# (gelöst) Windows 7 und grub

## Ragin

Hi,

ich habe mich jetzt schon eine Weile durch google geplagt und bisher nix gefunden.

Auf meinem Notebook hatte ich ursprünglich Windows Vista und Gentoo. Vor einiger Zeit habe ich mir Windows 7 gekauft und installiert.

Nun wollte ich den grub wieder installieren, was an sich problemlos funktioniert hat.

Gentoo fährt hoch, soweit so gut.
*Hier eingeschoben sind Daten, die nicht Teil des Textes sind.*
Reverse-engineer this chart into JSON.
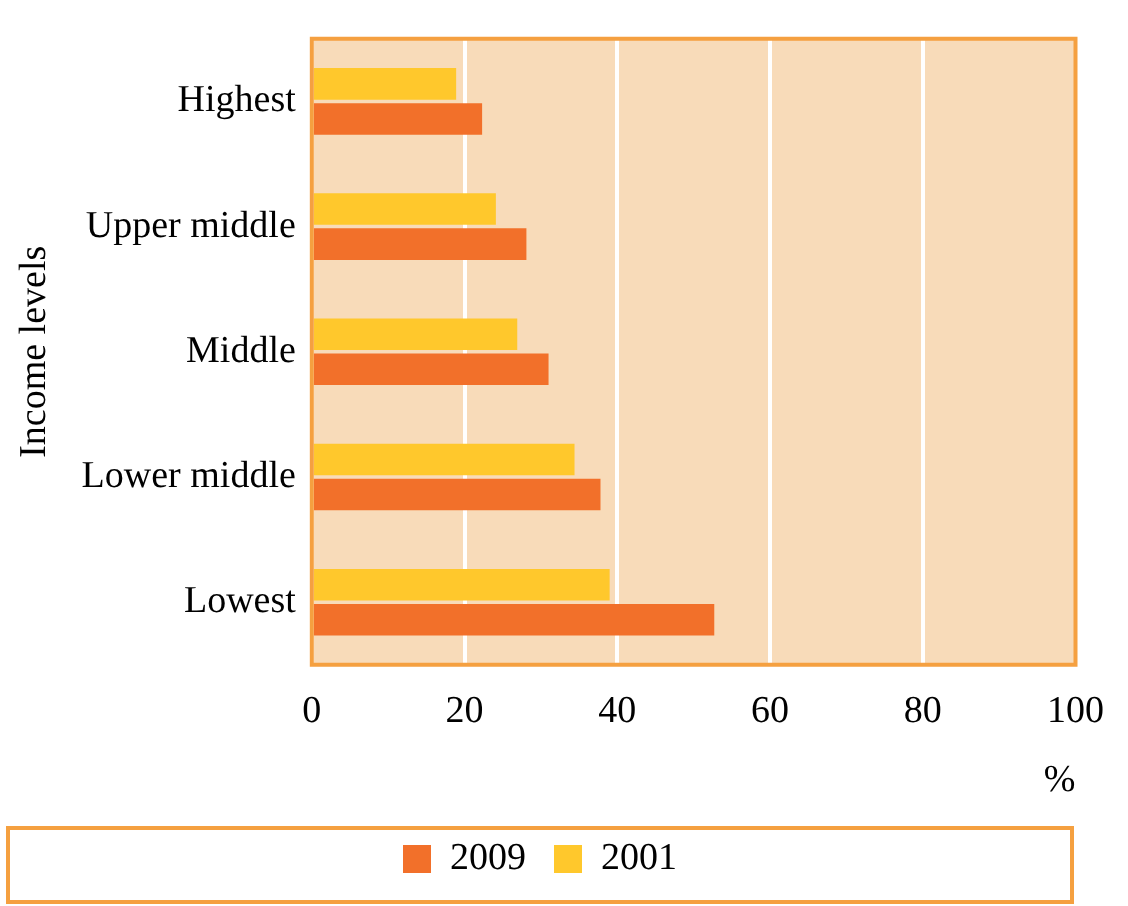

Windows 7 bringt jedoch den Fehler, dass er den bootmgr nicht finden kann.

Partitionslayout:

```

   Device Boot      Start         End      Blocks   Id  System

/dev/sda1               1          13      102400    7  HPFS/NTFS

Partition 1 does not end on cylinder boundary.

/dev/sda2   *          13        6757    54169600    7  HPFS/NTFS

/dev/sda3            6757       32495   206739452    7  HPFS/NTFS

/dev/sda4           32495       38913    51556196+   5  Extended

/dev/sda5           32495       32744     2003672+  82  Linux swap / Solaris

/dev/sda6           32745       38913    49552461   83  Linux

```

grub.conf:

```

default 0

timeout 5

splashimage=(hd0,5)/boot/grub/splash.xpm.gz

title Windows

rootnoverify (hd0,1)

makeactive

savedefault

chainloader +1

title Gentoo Linux 2.6.30-r5

root (hd0,5)

kernel /boot/kernel-genkernel-x86-2.6.30-gentoo-r5 init=/linuxrc ramdisk=8192 root=/dev/ram0 real_root=/dev/sda6

initrd /boot/initramfs-genkernel-x86-2.6.30-gentoo-r5

```

Wie gesagt, unter Vista war es kein Problem.[/code]
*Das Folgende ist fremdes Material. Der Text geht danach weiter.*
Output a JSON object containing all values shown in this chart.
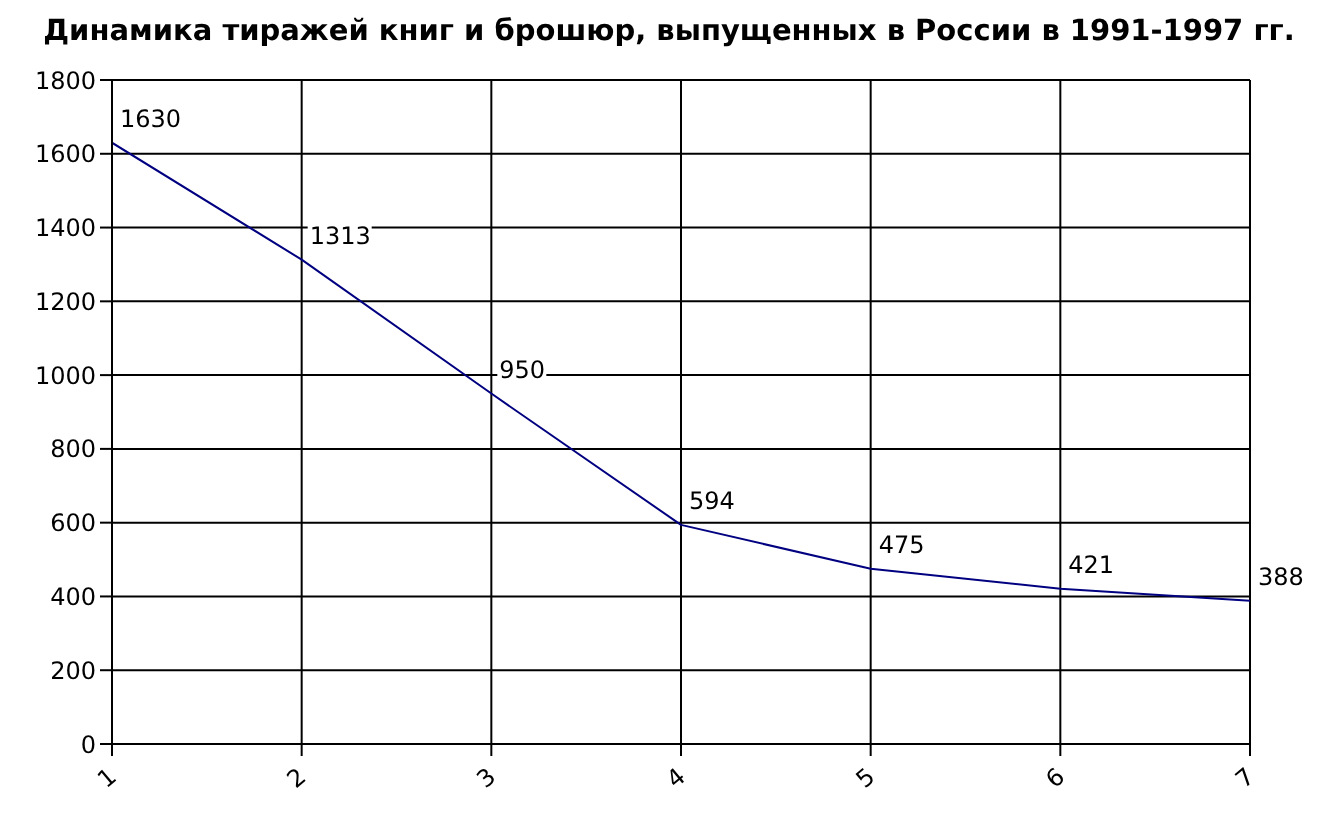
{
  "chart_data": {
    "type": "line",
    "title": "Динамика тиражей книг и брошюр, выпущенных в России в 1991-1997 гг.",
    "x": [
      1,
      2,
      3,
      4,
      5,
      6,
      7
    ],
    "series": [
      {
        "color": "#000080",
        "values": [
          1630,
          1313,
          950,
          594,
          475,
          421,
          388
        ]
      }
    ],
    "xlim": [
      1,
      7
    ],
    "xticks": [
      1,
      2,
      3,
      4,
      5,
      6,
      7
    ],
    "ylim": [
      0,
      1800
    ],
    "yticks": [
      0,
      200,
      400,
      600,
      800,
      1000,
      1200,
      1400,
      1600,
      1800
    ],
    "grid": true,
    "marker": "none",
    "line_style": "solid",
    "data_labels": true
  }
}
Hat jemand eine Idee, was man da tun muss?

----------

## Klaus Meier

Wie hast du dir denn Windows 7 installiert? Platte platt gemacht und es durfte sich dann ausbreiten? Und später hast die Partition verkleinert für Gentoo? Du hast ein /dev/sda1 und /dev/sda2 mit ntfs. Gerüchteweise legt Windows 7 eine Boot Partition an und eine für sich wegen Bitlocker, wenn es die ganze Platte im Zugriff hat. Du startest es von /dev/sda2. Ich gehe mal davon aus, dass du es von /dev/sda1 starten musst.
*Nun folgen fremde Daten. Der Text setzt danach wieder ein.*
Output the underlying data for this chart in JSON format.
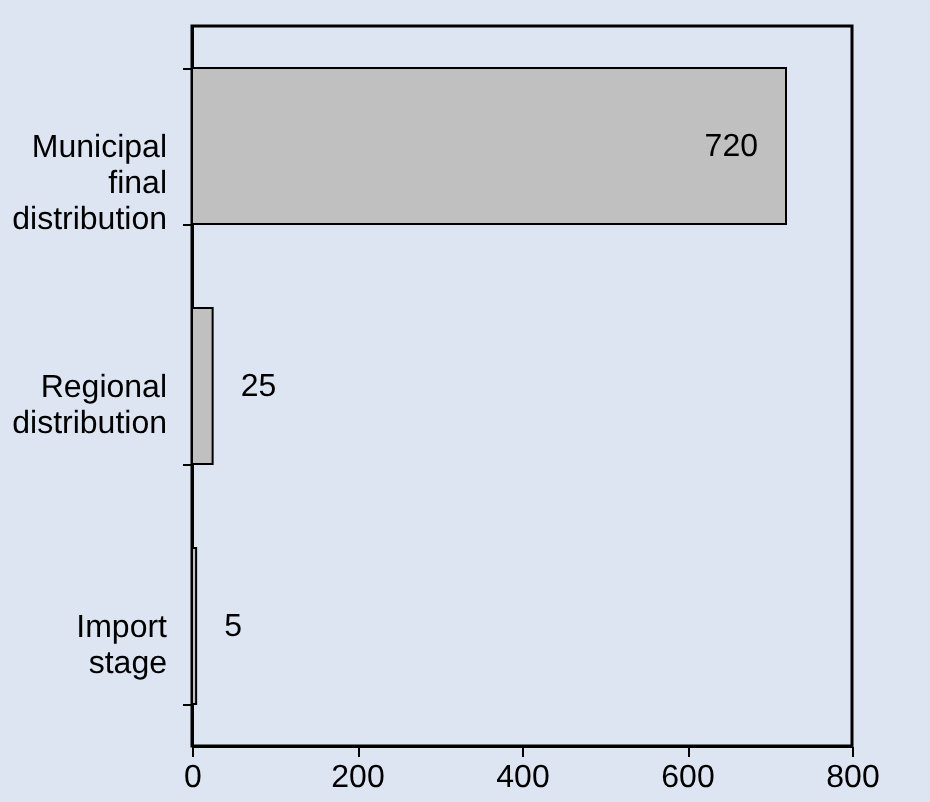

Ansonsten, mein Tip: Die Platte nicht per Windows 7 einrichten, sondern mit irgendwas partitionieren. Und dann Windows 7 sagen, wo es rein soll. Dann hält es sich auch daran und du hast nur eine Partition. Wenn Windows 7 eine leere Platte findet, dann macht es, was es will. Und was das ist, habe ich noch nicht so genau erforscht.

----------

## Ragin

Ich hatte das Notebook mit Vista vorinstalliert gekauft. Als ich 7 bekommen habe, habe ich einfach die Vista Partition komplett gelöscht und eine neue erstellt. Gentoo lief bereits vorher auf der sda6. 7 hat dann die erste Partition für die Bootloader und was da sonst noch drin liegt angelegt und die zweite für das System an sich.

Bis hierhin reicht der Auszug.